La forêt, un milieu à préserver

N° 425 - Publié le 24 décembre 2024
© HANDOUT / SDIS 29 / AFP
Vue aérienne prise le 7 juin 2023, durant un incendie de forêt près de Saint-Goazec (Finistère).

Entre mauvaise gestion et conséquences du changement climatique, le fonctionnement des forêts est menacé. Les arbres peuvent résister, mais il faut les aider.

« Il n’y a pas un unique danger qui pèse sur les forêts, mais un ensemble de facteurs qui, combinés, les fragilisent. » Annegret Nicolai, écologue à la Station biologique de Paimpont, travaille depuis des années à la préservation de la forêt de Brocéliande, qu’elle connaît presque comme sa poche, tout comme les risques auxquels ces écosystèmes doivent faire face. « En raison du changement climatique, les sécheresses sont déjà plus fréquentes et plus intenses. La croissance des arbres est réduite sous l'effet du stress hydrique, le risque d'incendie est plus fort... On assiste à un dérèglement généralisé. »

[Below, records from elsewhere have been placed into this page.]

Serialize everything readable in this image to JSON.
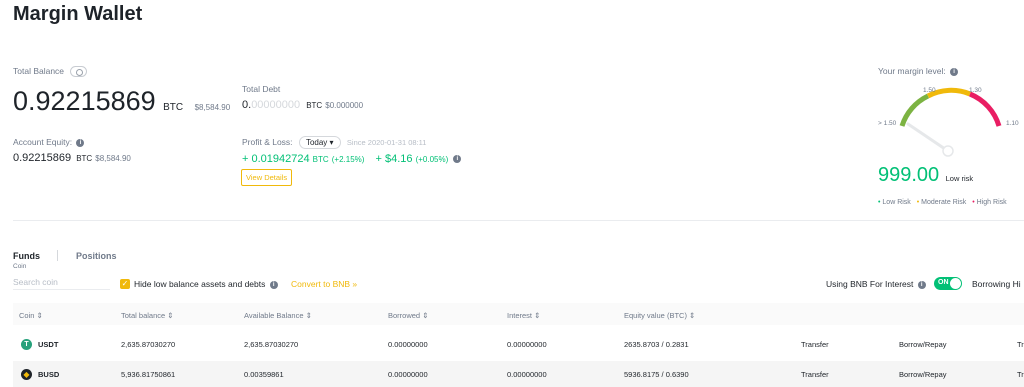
{
  "page_title": "Margin Wallet",
  "balance": {
    "total_label": "Total Balance",
    "total_value": "0.92215869",
    "total_unit": "BTC",
    "total_usd": "$8,584.90",
    "debt_label": "Total Debt",
    "debt_value_main": "0.",
    "debt_value_faint": "00000000",
    "debt_unit": "BTC",
    "debt_usd": "$0.000000",
    "equity_label": "Account Equity:",
    "equity_value": "0.92215869",
    "equity_unit": "BTC",
    "equity_usd": "$8,584.90",
    "pl_label": "Profit & Loss:",
    "pl_period": "Today",
    "pl_since": "Since 2020-01-31 08:11",
    "pl_btc": "+ 0.01942724",
    "pl_btc_unit": "BTC",
    "pl_btc_pct": "(+2.15%)",
    "pl_usd": "+ $4.16",
    "pl_usd_pct": "(+0.05%)",
    "view_details": "View Details"
  },
  "margin_level": {
    "label": "Your margin level:",
    "value": "999.00",
    "risk": "Low risk",
    "ticks": [
      "> 1.50",
      "1.50",
      "1.30",
      "1.10"
    ],
    "legend": [
      "Low Risk",
      "Moderate Risk",
      "High Risk"
    ],
    "colors": {
      "low": "#7cb342",
      "moderate": "#f0b90b",
      "high": "#e91e63"
    }
  },
  "tabs": {
    "funds": "Funds",
    "positions": "Positions",
    "coin_label": "Coin"
  },
  "controls": {
    "search_placeholder": "Search coin",
    "hide_low_balance": "Hide low balance assets and debts",
    "convert_bnb": "Convert to BNB »",
    "bnb_interest": "Using BNB For Interest",
    "toggle_state": "ON",
    "borrowing_history": "Borrowing Hi"
  },
  "table": {
    "headers": [
      "Coin",
      "Total balance",
      "Available Balance",
      "Borrowed",
      "Interest",
      "Equity value (BTC)"
    ],
    "rows": [
      {
        "coin": "USDT",
        "total": "2,635.87030270",
        "available": "2,635.87030270",
        "borrowed": "0.00000000",
        "interest": "0.00000000",
        "equity": "2635.8703 / 0.2831",
        "transfer": "Transfer",
        "borrow": "Borrow/Repay",
        "trade": "Tr",
        "icon_color": "#26a17b"
      },
      {
        "coin": "BUSD",
        "total": "5,936.81750861",
        "available": "0.00359861",
        "borrowed": "0.00000000",
        "interest": "0.00000000",
        "equity": "5936.8175 / 0.6390",
        "transfer": "Transfer",
        "borrow": "Borrow/Repay",
        "trade": "Tr",
        "icon_color": "#1e2329"
      }
    ]
  }
}
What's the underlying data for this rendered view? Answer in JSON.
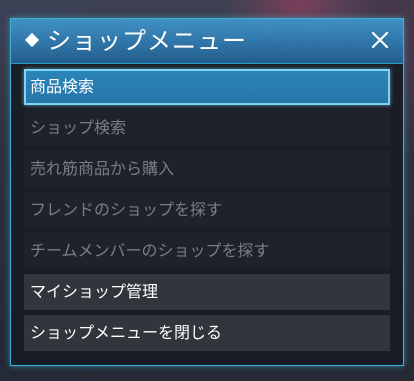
{
  "window": {
    "title": "ショップメニュー",
    "accent_color": "#3c8fc2",
    "icons": [
      "diamond-icon",
      "close-icon"
    ]
  },
  "menu": {
    "items": [
      {
        "label": "商品検索",
        "state": "selected"
      },
      {
        "label": "ショップ検索",
        "state": "disabled"
      },
      {
        "label": "売れ筋商品から購入",
        "state": "disabled"
      },
      {
        "label": "フレンドのショップを探す",
        "state": "disabled"
      },
      {
        "label": "チームメンバーのショップを探す",
        "state": "disabled"
      },
      {
        "label": "マイショップ管理",
        "state": "enabled"
      },
      {
        "label": "ショップメニューを閉じる",
        "state": "enabled"
      }
    ]
  }
}
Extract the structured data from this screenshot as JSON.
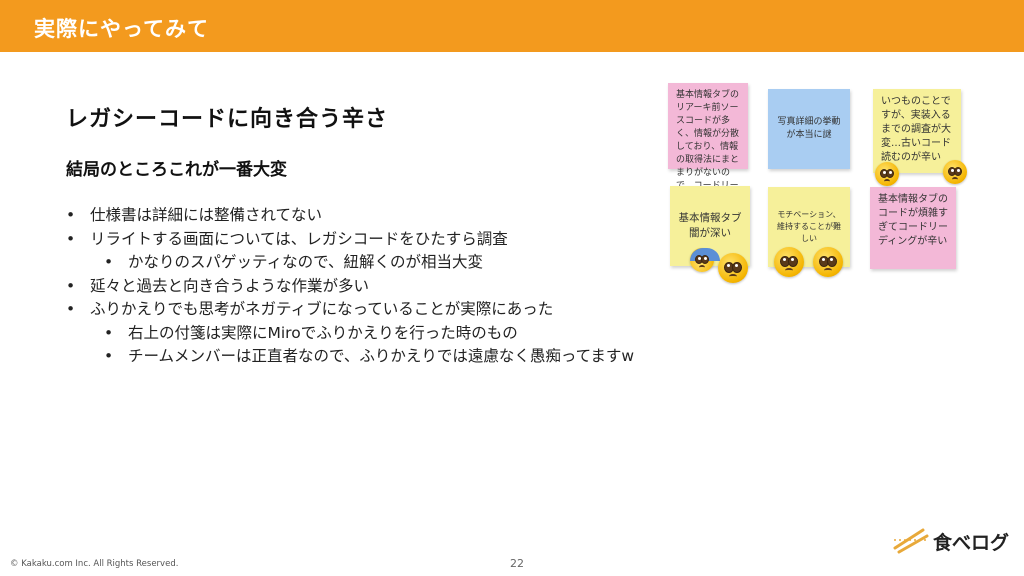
{
  "header": {
    "title": "実際にやってみて"
  },
  "slide": {
    "title": "レガシーコードに向き合う辛さ",
    "subtitle": "結局のところこれが一番大変",
    "bullets": [
      {
        "level": 1,
        "text": "仕様書は詳細には整備されてない"
      },
      {
        "level": 1,
        "text": "リライトする画面については、レガシコードをひたすら調査"
      },
      {
        "level": 2,
        "text": "かなりのスパゲッティなので、紐解くのが相当大変"
      },
      {
        "level": 1,
        "text": "延々と過去と向き合うような作業が多い"
      },
      {
        "level": 1,
        "text": "ふりかえりでも思考がネガティブになっていることが実際にあった"
      },
      {
        "level": 2,
        "text": "右上の付箋は実際にMiroでふりかえりを行った時のもの"
      },
      {
        "level": 2,
        "text": "チームメンバーは正直者なので、ふりかえりでは遠慮なく愚痴ってますw"
      }
    ]
  },
  "sticky_notes": [
    {
      "color": "pink",
      "text": "基本情報タブのリアーキ前ソースコードが多く、情報が分散しており、情報の取得法にまとまりがないので、コードリーディングが辛い"
    },
    {
      "color": "blue",
      "text": "写真詳細の挙動が本当に謎"
    },
    {
      "color": "yellow",
      "text": "いつものことですが、実装入るまでの調査が大変…古いコード読むのが辛い"
    },
    {
      "color": "yellow",
      "text": "基本情報タブ闇が深い"
    },
    {
      "color": "yellow",
      "text": "モチベーション、維持することが難しい"
    },
    {
      "color": "pink",
      "text": "基本情報タブのコードが煩雑すぎてコードリーディングが辛い"
    }
  ],
  "emojis": [
    "pleading-face",
    "pleading-face",
    "fearful-face",
    "pleading-face",
    "pleading-face",
    "pleading-face"
  ],
  "footer": {
    "copyright": "© Kakaku.com Inc. All Rights Reserved.",
    "page_number": "22",
    "logo_text": "食べログ"
  },
  "colors": {
    "header_bar": "#f39a1e",
    "note_pink": "#f3b8d7",
    "note_blue": "#a9cdf2",
    "note_yellow": "#f6f09a"
  }
}
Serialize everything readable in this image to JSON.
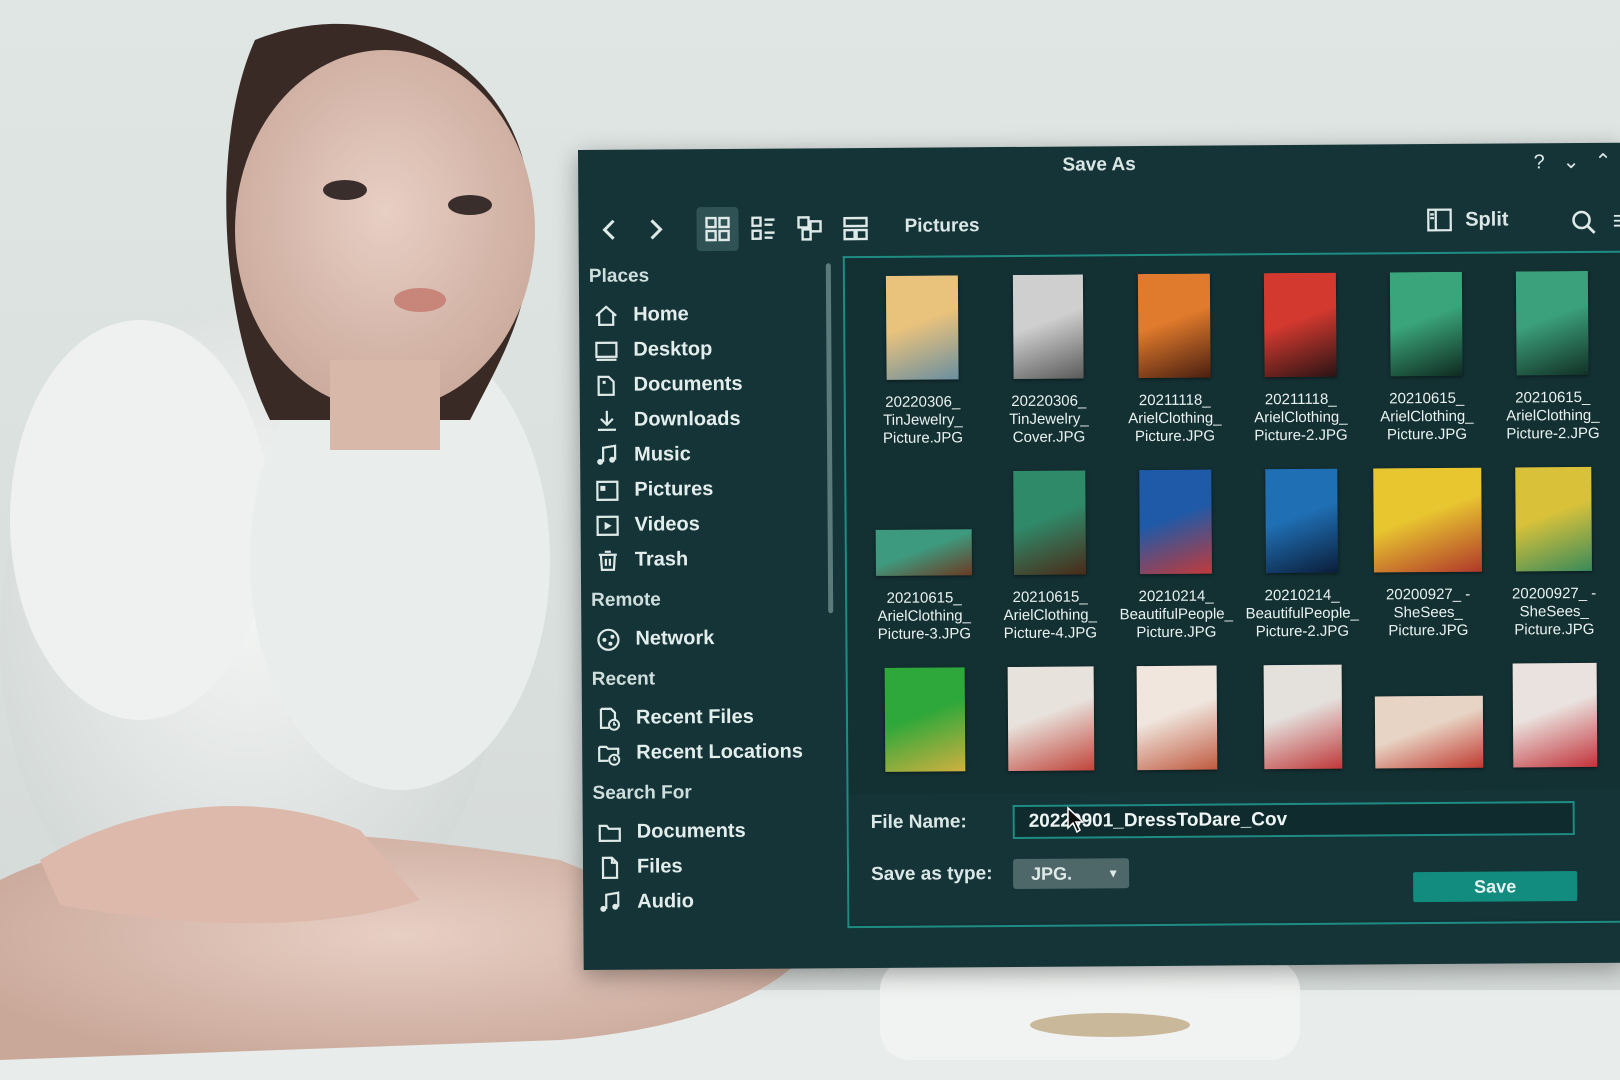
{
  "dialog": {
    "title": "Save As",
    "controls": [
      "?",
      "⌄",
      "⌃"
    ]
  },
  "toolbar": {
    "back_icon": "chevron-left-icon",
    "forward_icon": "chevron-right-icon",
    "location": "Pictures",
    "split_label": "Split"
  },
  "sidebar": {
    "places_heading": "Places",
    "places": [
      {
        "label": "Home",
        "icon": "home-icon"
      },
      {
        "label": "Desktop",
        "icon": "desktop-icon"
      },
      {
        "label": "Documents",
        "icon": "documents-icon"
      },
      {
        "label": "Downloads",
        "icon": "download-icon"
      },
      {
        "label": "Music",
        "icon": "music-icon"
      },
      {
        "label": "Pictures",
        "icon": "picture-icon"
      },
      {
        "label": "Videos",
        "icon": "video-icon"
      },
      {
        "label": "Trash",
        "icon": "trash-icon"
      }
    ],
    "remote_heading": "Remote",
    "remote": [
      {
        "label": "Network",
        "icon": "network-icon"
      }
    ],
    "recent_heading": "Recent",
    "recent": [
      {
        "label": "Recent Files",
        "icon": "recent-file-icon"
      },
      {
        "label": "Recent Locations",
        "icon": "recent-folder-icon"
      }
    ],
    "search_heading": "Search For",
    "search": [
      {
        "label": "Documents",
        "icon": "folder-icon"
      },
      {
        "label": "Files",
        "icon": "file-icon"
      },
      {
        "label": "Audio",
        "icon": "music-icon"
      }
    ]
  },
  "files": [
    {
      "name": "20220306_ TinJewelry_ Picture.JPG",
      "colors": [
        "#e9c27c",
        "#6a8fa0"
      ]
    },
    {
      "name": "20220306_ TinJewelry_ Cover.JPG",
      "colors": [
        "#cfcfcf",
        "#5a5a5a"
      ]
    },
    {
      "name": "20211118_ ArielClothing_ Picture.JPG",
      "colors": [
        "#e07a2c",
        "#4a1f10"
      ]
    },
    {
      "name": "20211118_ ArielClothing_ Picture-2.JPG",
      "colors": [
        "#d4392f",
        "#2a1414"
      ]
    },
    {
      "name": "20210615_ ArielClothing_ Picture.JPG",
      "colors": [
        "#3aa57a",
        "#0f2a20"
      ]
    },
    {
      "name": "20210615_ ArielClothing_ Picture-2.JPG",
      "colors": [
        "#3ba07c",
        "#123025"
      ]
    },
    {
      "name": "20210615_ ArielClothing_ Picture-3.JPG",
      "colors": [
        "#3e9a7f",
        "#6b3a22"
      ]
    },
    {
      "name": "20210615_ ArielClothing_ Picture-4.JPG",
      "colors": [
        "#2f8a6a",
        "#4a2a18"
      ]
    },
    {
      "name": "20210214_ BeautifulPeople_ Picture.JPG",
      "colors": [
        "#1e5aa8",
        "#c23a3a"
      ]
    },
    {
      "name": "20210214_ BeautifulPeople_ Picture-2.JPG",
      "colors": [
        "#1f6fb4",
        "#0b1e3a"
      ]
    },
    {
      "name": "20200927_ - SheSees_ Picture.JPG",
      "colors": [
        "#e8c630",
        "#b0382a"
      ]
    },
    {
      "name": "20200927_ - SheSees_ Picture.JPG",
      "colors": [
        "#d9c23a",
        "#3a8a5a"
      ]
    },
    {
      "name": "",
      "colors": [
        "#2ea83a",
        "#d0b040"
      ]
    },
    {
      "name": "",
      "colors": [
        "#e8e2dc",
        "#c0443a"
      ]
    },
    {
      "name": "",
      "colors": [
        "#f0e6de",
        "#c05a40"
      ]
    },
    {
      "name": "",
      "colors": [
        "#e4e0dc",
        "#c0383a"
      ]
    },
    {
      "name": "",
      "colors": [
        "#e8d4c4",
        "#c03a30"
      ]
    },
    {
      "name": "",
      "colors": [
        "#eae2de",
        "#c2323a"
      ]
    }
  ],
  "form": {
    "file_name_label": "File Name:",
    "file_name_value": "20220901_DressToDare_Cov",
    "save_type_label": "Save as type:",
    "save_type_value": "JPG.",
    "save_button": "Save"
  }
}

15 à 16 % de la région est boisée


Si les 430 000 hectares de la canopée bretonne sont encore épargnés par les épidémies et les parasites, « la forêt de Brocéliande, par exemple, est un secteur à risque, qui a déjà brûlé cinq ou six fois depuis les années 1980 et qui brûlera à nouveau dans les années à venir », explique Julien Blanchin, ingénieur forestier au Centre régional de la propriété forestière, à Rennes. 
En Bretagne, les forêts sont avant tout victimes, depuis plusieurs siècles, de leur premier fardeau : la déforestation au profit des cultures et de l’élevage. Cela en fait une zone historiquement bien plus agricole que sylvicole. « Seulement 15 à 16% de la région est boisée, bien en-deçà de la moyenne nationale, qui est d’environ 30% ».

Malgré tout, leur étendue augmente de plus de 3 000 hectares par an grâce à la déprise agricole qui permet une recolonisation naturelle du territoire ainsi qu’aux différents programmes de reboisement. « En implantant des essences adaptées aux sols et aux conditions climatiques à venir, par exemple en remplaçant le chêne pubescent par le chêne pédonculé, il est possible de participer à la reconstitution d’une forêt mélangée et adaptée à son milieu , donc plus résiliente face au changement climatique », poursuit l’expert.

Allô forêt bobo ?


La croissance des forêts bretonnes ne dit toutefois pas grand-chose de leur santé. « Les plantations d’arbres sont productives, mais on constate que les forêts ne sont pas toujours bien fonctionnelles, écologiquement parlant », nuance Annegret Nicolai. La chercheuse cite notamment les plantations de pins monospécifiques, intéressantes pour le bois d’œuvre ou de chauffage grâce à leur croissance rapide. Problème : ces forêts hébergent une biodiversité limitée et sont très exposées aux invasions biologiques (parasites, champignons, maladies) ainsi qu’aux incendies.

« La mauvaise gestion humaine représente également un grand danger pour ces écosystèmes, alors que la solution est assez simple, diagnostique-t-elle. Plus les forêts seront mixtes, à la fois en termes d’âges et d’essences des arbres, et intégrées dans une mosaïque paysagère riche, plus elles seront résilientes face aux aléas et aux menaces qui vont se multiplier. » Une recette qui, si elle ne promet pas de miracle, pourrait bien aider les forêts, en Bretagne et au-delà, à résister.